No ha querido venderle al Barça, no ha podido traspasarle a la Premier - el 19 lo frenó todo -, no ha tenido líquido para ajustar un recambio top y se queda a un jugador a disgusto. Mal negocio. En el fondo, lo que ha ocurrido es más sencillo de lo que parece. Un club, anhelo de millones de niños, quiere a un futbolista. El futbolista quiere marcharse. Otro club se niega a reforzar a un rival directo. Simple. Una historia redundante en el fútbol. Lo demás es mangonear el relato. Vale, se acepta que el propietario no venda o ponga el precio que le plazca.

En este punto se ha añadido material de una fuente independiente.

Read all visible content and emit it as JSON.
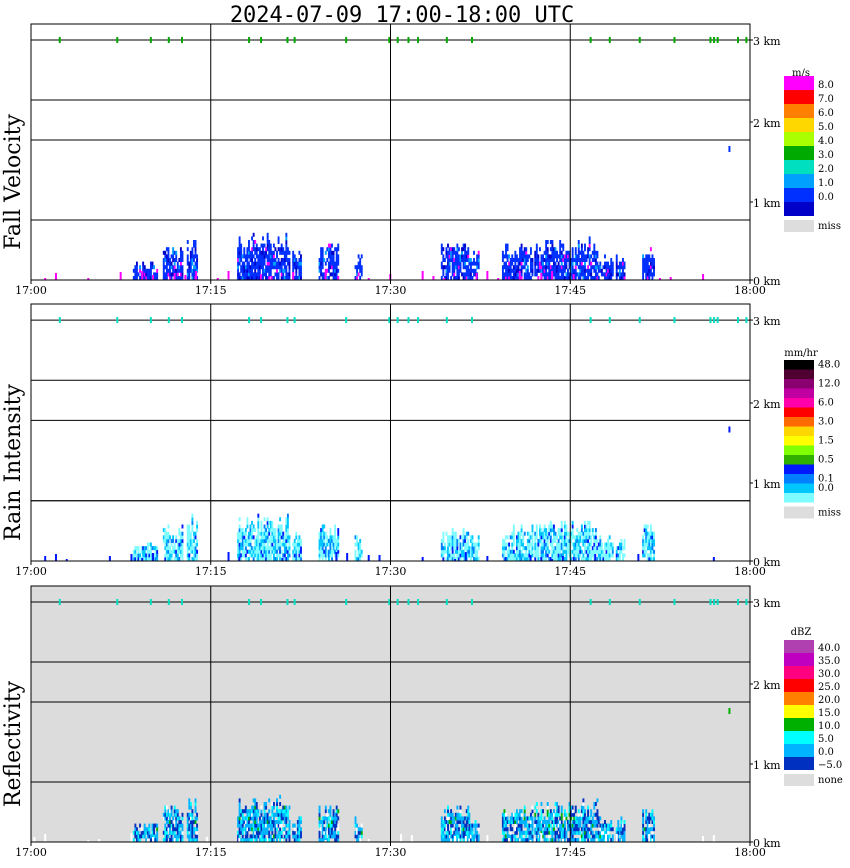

Pero criminalizar al Barça por hacer lo mismo que el Atleti hizo para sacarle del City, despachar con tuits miserables y justificar el No a una venta por una “falta de ética y de profesionalidad” del comprador, es mangonear. Cuando sacaron a Villa y a Suárez a precio de saldo para ganar dos ligas, aplaudieron con las orejas. Gil Marín ha saciado su ego, pero sus estrellas no se divierten, no ganan casi nada y siempre piden irse. El drama lo tiene él. No el Barça.